Nel mese di marzo papa Francesco ci invita a pregare:

affinché i pensatori e gli attori dell’economia mondiale trovino il coraggio di dire non a un’economia dell’esclusione, aprendo nuovi sentieri».

Frère Charles ci aiuta:

Oggi è così complicato parlare di economia: i sistemi e le forze economiche, così come la posta in gioco e le problematiche, tutto sembra talmente più grande di noi. Lasciamoci interpellare da questa lettera di frère Charles, in cui condivide alla sorella la sua vita di lavoro manuale alla Trappa. Lui, che veniva da una famiglia nobile, si confronta con la durezza del lavoro dei campi. Attraverso questa esperienza, frère Charles pensa a tutti quelli che guadagnano il proprio pane con il sudore della fronte. E invita anche noi, nelle nostre piccole o grandi transazioni economiche, a non dimenticare mai il volto dei poveri, degli operai, dei contadini…
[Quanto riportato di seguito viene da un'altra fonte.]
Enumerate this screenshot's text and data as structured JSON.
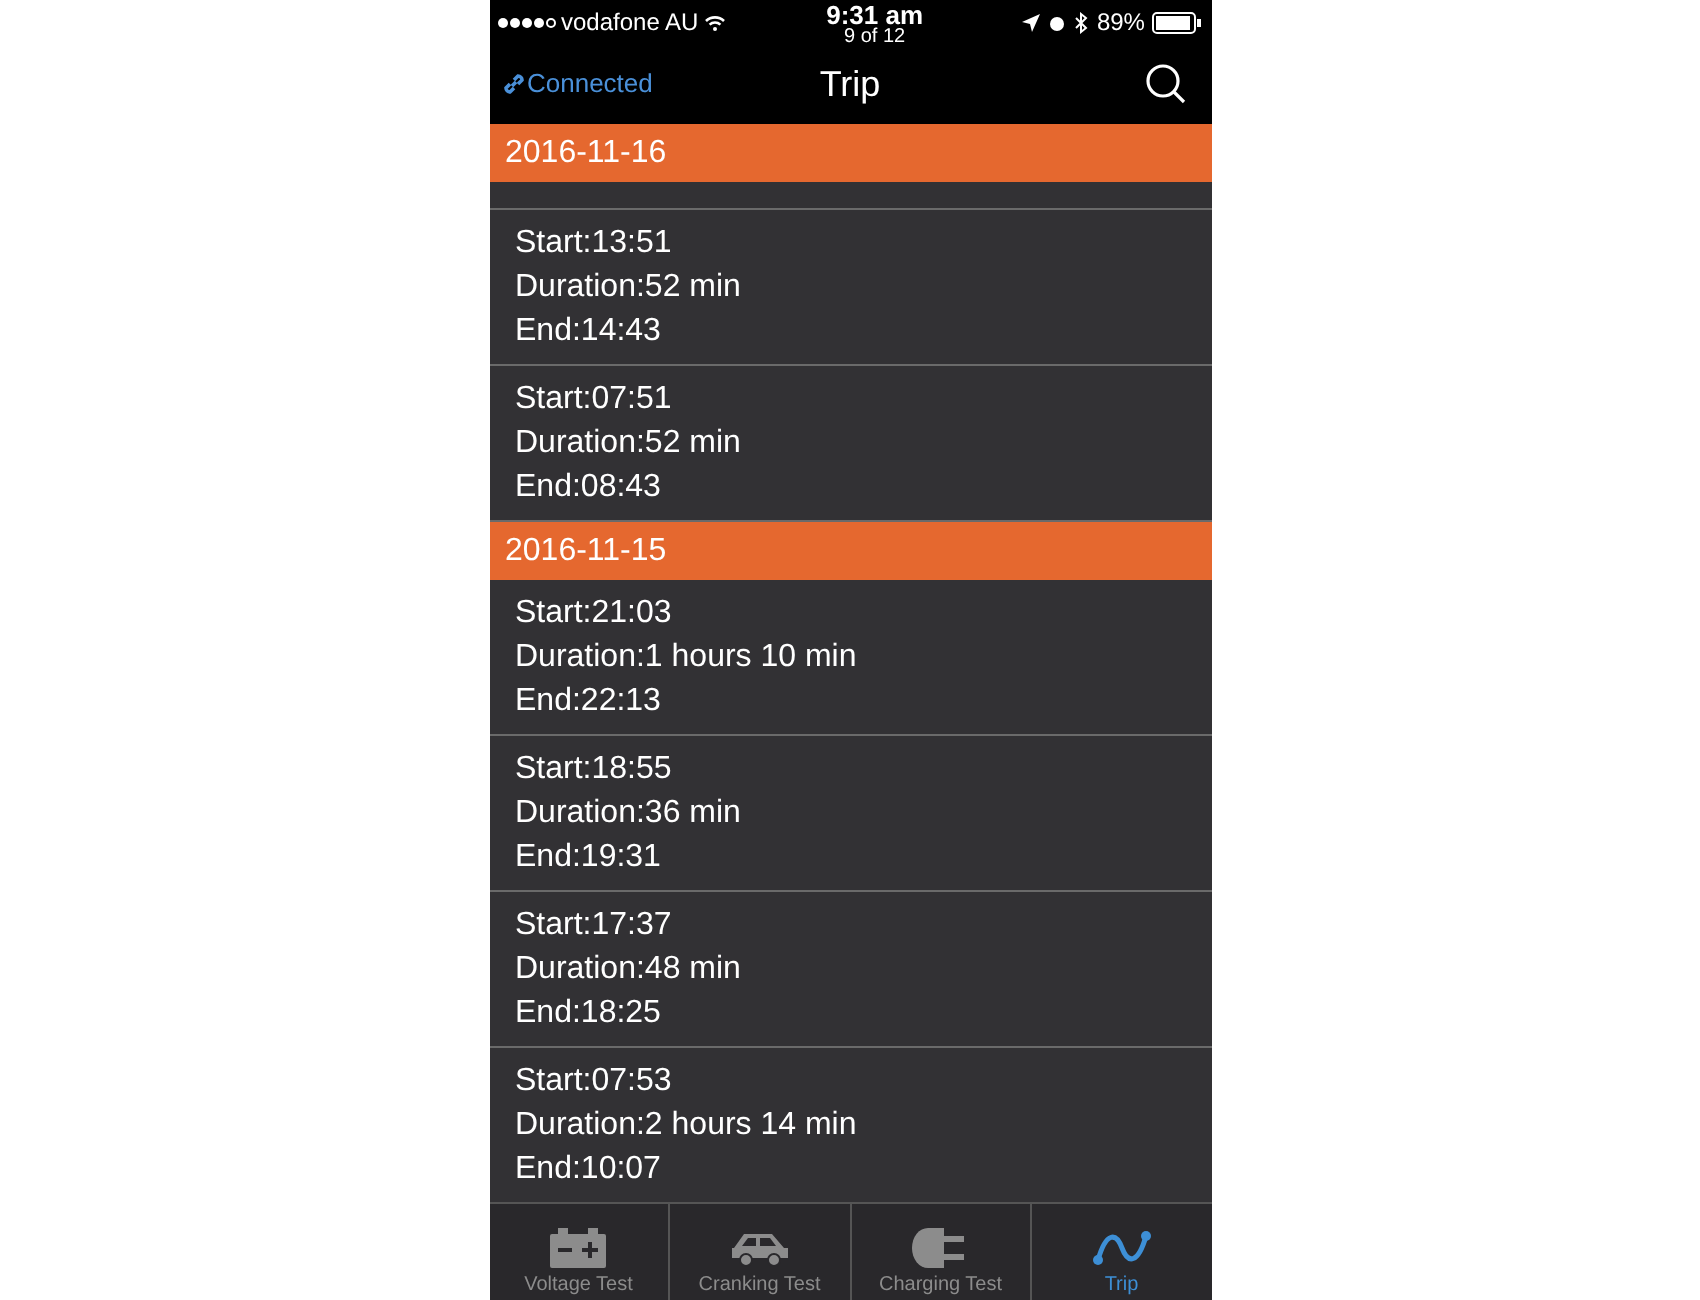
{
  "status_bar": {
    "signal_dots": [
      true,
      true,
      true,
      true,
      false
    ],
    "carrier": "vodafone AU",
    "time": "9:31 am",
    "subtitle": "9 of 12",
    "battery": "89%"
  },
  "nav_bar": {
    "connection": "Connected",
    "title": "Trip"
  },
  "sections": [
    {
      "date": "2016-11-16",
      "partial_row": true,
      "trips": [
        {
          "start": "Start:13:51",
          "duration": "Duration:52 min",
          "end": "End:14:43"
        },
        {
          "start": "Start:07:51",
          "duration": "Duration:52 min",
          "end": "End:08:43"
        }
      ]
    },
    {
      "date": "2016-11-15",
      "partial_row": false,
      "trips": [
        {
          "start": "Start:21:03",
          "duration": "Duration:1 hours 10 min",
          "end": "End:22:13"
        },
        {
          "start": "Start:18:55",
          "duration": "Duration:36 min",
          "end": "End:19:31"
        },
        {
          "start": "Start:17:37",
          "duration": "Duration:48 min",
          "end": "End:18:25"
        },
        {
          "start": "Start:07:53",
          "duration": "Duration:2 hours 14 min",
          "end": "End:10:07"
        }
      ]
    }
  ],
  "tab_bar": [
    {
      "kind": "battery",
      "label": "Voltage Test",
      "selected": false
    },
    {
      "kind": "car",
      "label": "Cranking Test",
      "selected": false
    },
    {
      "kind": "plug",
      "label": "Charging Test",
      "selected": false
    },
    {
      "kind": "trip",
      "label": "Trip",
      "selected": true
    }
  ]
}
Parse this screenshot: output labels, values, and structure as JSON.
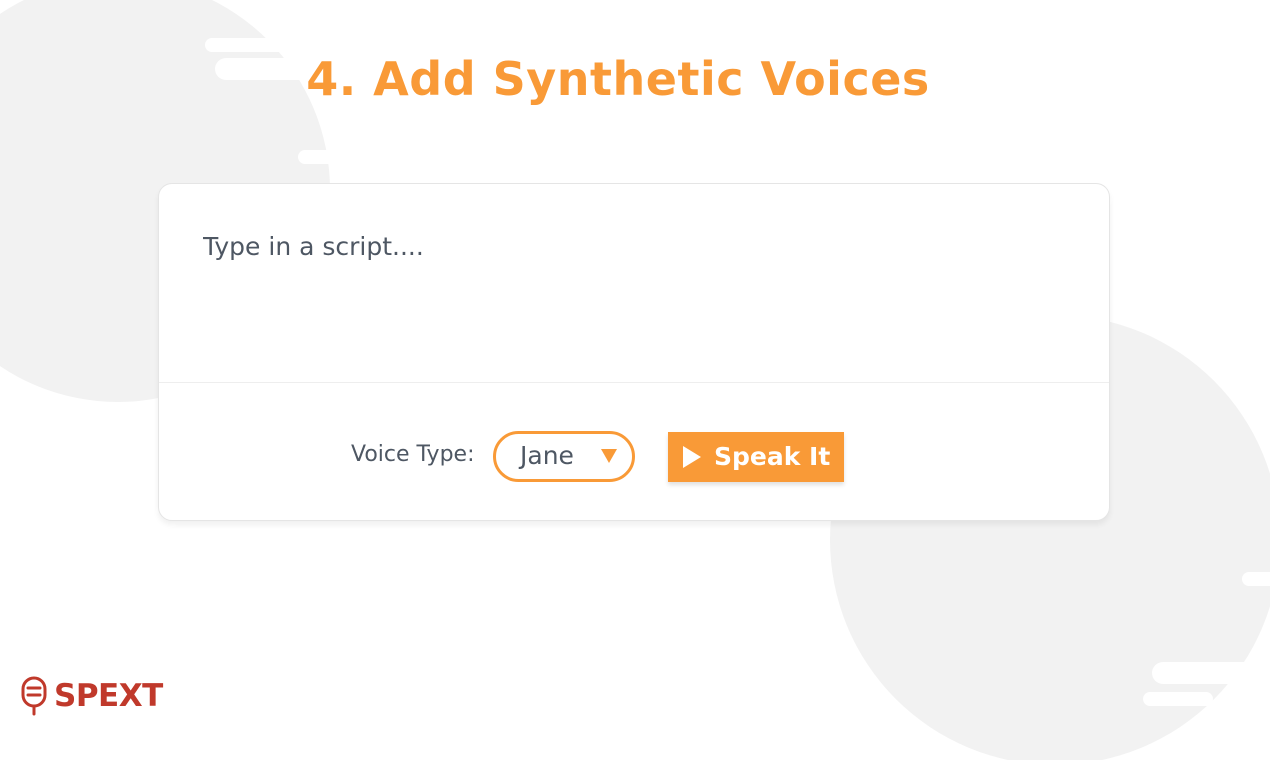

D’una lettera alla sorella Mimi, dalla Trappa di Akbès (Siria), 3 luglio 18911:

Noi, il nostro grande lavoro, è il lavoro dei campi… in autunno si è trattato di vendemmiare, di pulire campi, in inverno segare la legna, in primavera zappare le vigne, in estate raccogliere il fieno, mietere. L’altro ieri è finita la mietitura; è il lavoro dei contadini, lavoro infinitamente salutare per l’anima: pur occupando il corpo, lascia all’anima la possibilità di pregare e meditare… poi, questo lavoro più faticoso di quello che si pensa quando non lo si ha mai fatto, porta a una tale compassione per i poveri, una tale carità per gli operai, gli aratori! Si sente bene il prezzo di un pezzo di pane, quando si vede su di sé quanta fatica costa produrlo! Si ha tanta pietà per tutti quelli che lavorano quando si condividono questi lavori! Fa molto bene all’anima…».

1. Un groupe de petites sœurs et de petits frères, Charles de Foucauld, mon frère. Rencontre à thème, spiritualité, Nouvelle Cité, Bruyères-le-Châtel 2016,146-147.